The 26 Review
- What is a Ganglion Cyst A type of fluid-filled sac that develop on the foot or ankle
- Causes Trauma, repetitive stress, tendon injury, genetics
- Symptoms A noticeable lump on the top of the foot, pain and discomfort, numbness, and/or a tingling or burning sensation
- Diagnosis Physical examination, X-rays, MRIs, or Ultrasounds
- Treatment Compression and ice, draining the cyst, or surgery
Let’s take a closer look…
Ganglion cysts are a type of fluid-filled, non-cancerous sac that individuals can develop on the ankles or feet, generally seen on the top of the foot. These cysts occur when the ligaments and joints secrete fluid, due to an injury, trauma, repetitive stress, and/or irritation. When a ganglion cyst presses on a nerve, it can be painful and depending on the location of the cyst, it can restrict movement. Some cysts do not require treatment, however in certain cases, surgery is necessary. The main symptoms of a ganglion cyst include a loss of mobility, pain, numbness, and tingling sensations. If the cyst is on the foot or ankle, patients may feel discomfort or pain when walking or wearing shoes. Overtime, ganglion cysts can increase or decrease in size, either worsening or bettering symptoms.

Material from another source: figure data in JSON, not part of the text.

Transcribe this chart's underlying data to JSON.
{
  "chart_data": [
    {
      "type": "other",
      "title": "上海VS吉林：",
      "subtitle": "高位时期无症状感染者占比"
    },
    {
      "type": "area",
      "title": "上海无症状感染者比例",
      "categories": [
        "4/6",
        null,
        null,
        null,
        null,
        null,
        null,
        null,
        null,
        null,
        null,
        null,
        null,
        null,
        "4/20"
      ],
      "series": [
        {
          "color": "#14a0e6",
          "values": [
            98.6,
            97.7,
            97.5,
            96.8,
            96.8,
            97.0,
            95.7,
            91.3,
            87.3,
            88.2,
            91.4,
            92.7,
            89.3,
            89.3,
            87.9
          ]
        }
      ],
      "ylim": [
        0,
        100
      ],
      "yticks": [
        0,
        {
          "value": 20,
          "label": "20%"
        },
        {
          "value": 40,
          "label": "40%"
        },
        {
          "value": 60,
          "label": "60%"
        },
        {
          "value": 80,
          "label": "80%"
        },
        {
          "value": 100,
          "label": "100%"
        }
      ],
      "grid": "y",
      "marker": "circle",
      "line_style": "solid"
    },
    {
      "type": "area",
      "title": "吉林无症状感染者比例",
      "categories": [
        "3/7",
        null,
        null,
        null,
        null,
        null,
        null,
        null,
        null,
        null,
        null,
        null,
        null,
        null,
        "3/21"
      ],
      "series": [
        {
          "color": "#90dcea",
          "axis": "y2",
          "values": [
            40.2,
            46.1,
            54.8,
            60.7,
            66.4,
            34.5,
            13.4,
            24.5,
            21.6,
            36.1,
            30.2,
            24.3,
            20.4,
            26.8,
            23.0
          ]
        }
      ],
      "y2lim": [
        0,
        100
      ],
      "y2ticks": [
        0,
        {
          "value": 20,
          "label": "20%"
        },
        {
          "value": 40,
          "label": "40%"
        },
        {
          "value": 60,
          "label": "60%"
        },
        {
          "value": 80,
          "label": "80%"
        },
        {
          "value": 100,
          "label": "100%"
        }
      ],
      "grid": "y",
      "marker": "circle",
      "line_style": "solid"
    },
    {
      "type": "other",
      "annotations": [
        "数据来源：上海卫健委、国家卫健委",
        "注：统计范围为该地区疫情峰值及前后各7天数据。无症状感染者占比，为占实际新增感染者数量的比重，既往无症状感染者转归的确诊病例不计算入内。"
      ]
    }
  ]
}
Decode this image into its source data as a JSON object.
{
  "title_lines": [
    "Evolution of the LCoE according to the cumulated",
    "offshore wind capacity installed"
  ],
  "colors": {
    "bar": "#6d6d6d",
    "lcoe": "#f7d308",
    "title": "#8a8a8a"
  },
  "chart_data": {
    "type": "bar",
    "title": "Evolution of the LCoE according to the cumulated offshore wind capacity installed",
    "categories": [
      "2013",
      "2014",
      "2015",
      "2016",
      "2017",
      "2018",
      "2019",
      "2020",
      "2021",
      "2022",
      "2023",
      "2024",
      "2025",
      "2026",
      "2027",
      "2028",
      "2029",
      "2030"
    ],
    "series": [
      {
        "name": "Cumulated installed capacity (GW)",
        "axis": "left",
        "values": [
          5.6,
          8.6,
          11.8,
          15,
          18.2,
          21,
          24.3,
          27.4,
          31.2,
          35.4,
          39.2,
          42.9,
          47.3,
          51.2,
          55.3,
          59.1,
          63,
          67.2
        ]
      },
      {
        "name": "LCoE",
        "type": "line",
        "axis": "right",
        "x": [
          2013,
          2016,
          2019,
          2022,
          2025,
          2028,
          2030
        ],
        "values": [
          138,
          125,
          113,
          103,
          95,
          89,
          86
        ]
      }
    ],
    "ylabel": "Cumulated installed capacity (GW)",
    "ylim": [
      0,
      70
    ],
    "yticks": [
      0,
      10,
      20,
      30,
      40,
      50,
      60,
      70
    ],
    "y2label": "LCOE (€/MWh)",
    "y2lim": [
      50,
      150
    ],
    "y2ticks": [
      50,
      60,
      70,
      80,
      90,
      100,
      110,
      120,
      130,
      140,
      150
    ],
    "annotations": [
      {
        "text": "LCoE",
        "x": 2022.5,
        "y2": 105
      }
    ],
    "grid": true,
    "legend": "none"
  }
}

It’s not exactly known why ganglion cysts form, however, most medical professionals can agree on a few likely reasons. Those reasons include injury or trauma to the foot or ankle, repetitive stress on the foot, and irritation to the nearby tendons or joints. Individuals between the ages of 20-40, as well as women are more likely to develop ganglion cysts, although anyone can develop this condition.
If you have any of the following symptoms it is highly advised to schedule an appointment with your podiatrist.
- A noticeable lump on the top of the foot or on the ankle
- A dull ache or pain near the lump
- Tingling or burning sensations
- Irritation or discomfort when wearing shoes
To diagnose this condition, the medical professional will first conduct a physical exam to see if the cyst causes pain when pressed on. At times, shining a light through the cyst may indicate whether it is solid or fluid filled. Advanced imaging tests, such as X-rays, Ultrasounds, or MRIs may be ordered to help confirm the diagnosis, as well as rule out other conditions. Fluid drawn from the cyst with a needle can also confirm the diagnosis, because fluid from a ganglion cyst is normally thick and clear.
While ganglion cysts are rarely serious, individuals should always get any unusual lump on the foot evaluated by a podiatrist to determine the best treatment plan. If the ganglion cyst is not causing pain or interfering with one’s quality of life, treatment may not be needed at all. In these cases, a podiatrist will continue to monitor the ganglion cyst and provide footwear that doesn’t irritate the cyst. When the ganglion cyst is painful or inhibits one’s mobility, there are a few procedures that can be done. The nonsurgical procedure requires draining the fluid from the cyst using steroid medication that helps to shrink the remainder of the cyst. The surgical procedure involves removing the cyst and the stalk that attaches to the joint or tendon. Surgery can injure the nearby blood vessels, nerves, and tendons so it is important to determine if surgery is right for you.